I tried to guess at this but realized the best plan was to reconnect the Century Link router, go into the advanced settings and enable the IPv6 network features and capture the details for re-use. I don’t know how generic these values are, some of them could be region specific or they may use any cast addresses allowing them to be universal. Based on the Century Link support pages I assume these are universal.
You may need to reconnect your clients so that they get new DHCP info after making these changes, if you use static IPs on your workstations you will need to do your own magic to get them to also work with IPv6. I use static IPv4 addresses on some devices, but just leave IPv6 configured for DHCP.

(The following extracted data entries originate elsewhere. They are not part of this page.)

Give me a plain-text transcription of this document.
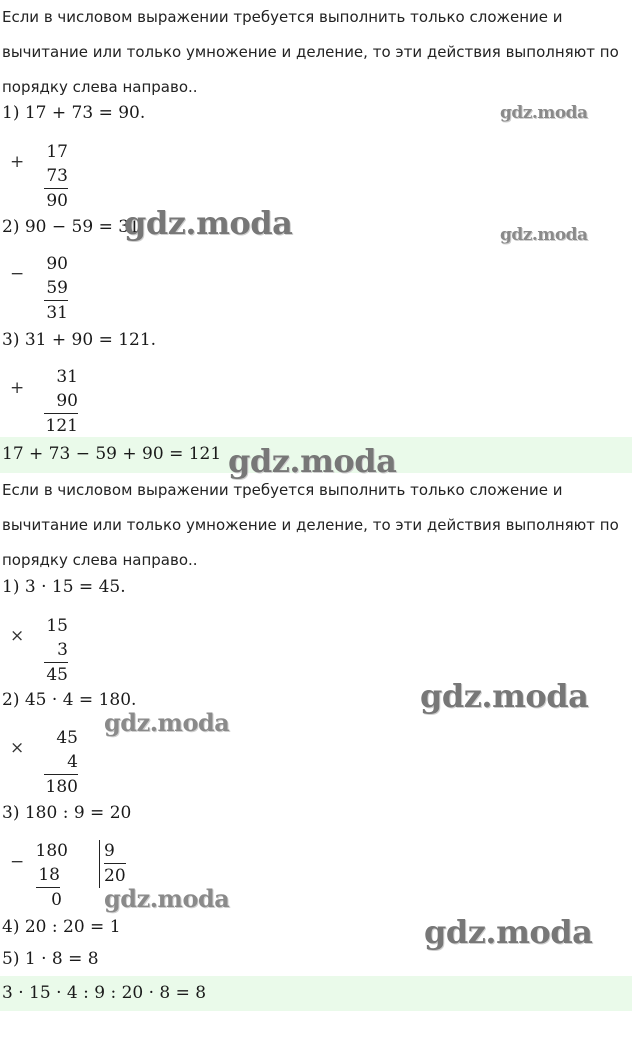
Если в числовом выражении требуется выполнить только сложение и вычитание или только умножение и деление, то эти действия выполняют по порядку слева направо..
1) 17 + 73 = 90.
+ 17
73
90
2) 90 − 59 = 31.
− 90
59
31
3) 31 + 90 = 121.
+
31
90
121
17 + 73 − 59 + 90 = 121
Если в числовом выражении требуется выполнить только сложение и вычитание или только умножение и деление, то эти действия выполняют по порядку слева направо..
1) 3 · 15 = 45.
× 15
3
45
2) 45 · 4 = 180.
×	45
4
180
3) 180 : 9 = 20
−
180
18
0
9
20
4) 20 : 20 = 1
5) 1 · 8 = 8
3 · 15 · 4 : 9 : 20 · 8 = 8
gdz.moda
gdz.moda
gdz.moda
gdz.moda
gdz.moda
gdz.moda
gdz.moda
gdz.moda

After making these changes I am able to score 19/20 on the IPv6 test, only lacking inverse DNS which I can’t do much about. I did have to also enable “Respond Ping Request from WAN” on the firewall pages, as IPv6 requires more ICMP control messages than IPv4.
If you hit a wall you can drop a comment and I’ll try to fill in any details I missed. If I end up swapping to a different router (e.g. something running pfSense) I will post an update, but the settings should be the same regardless it is just a matter of translating them to a specific configuration nomenclature.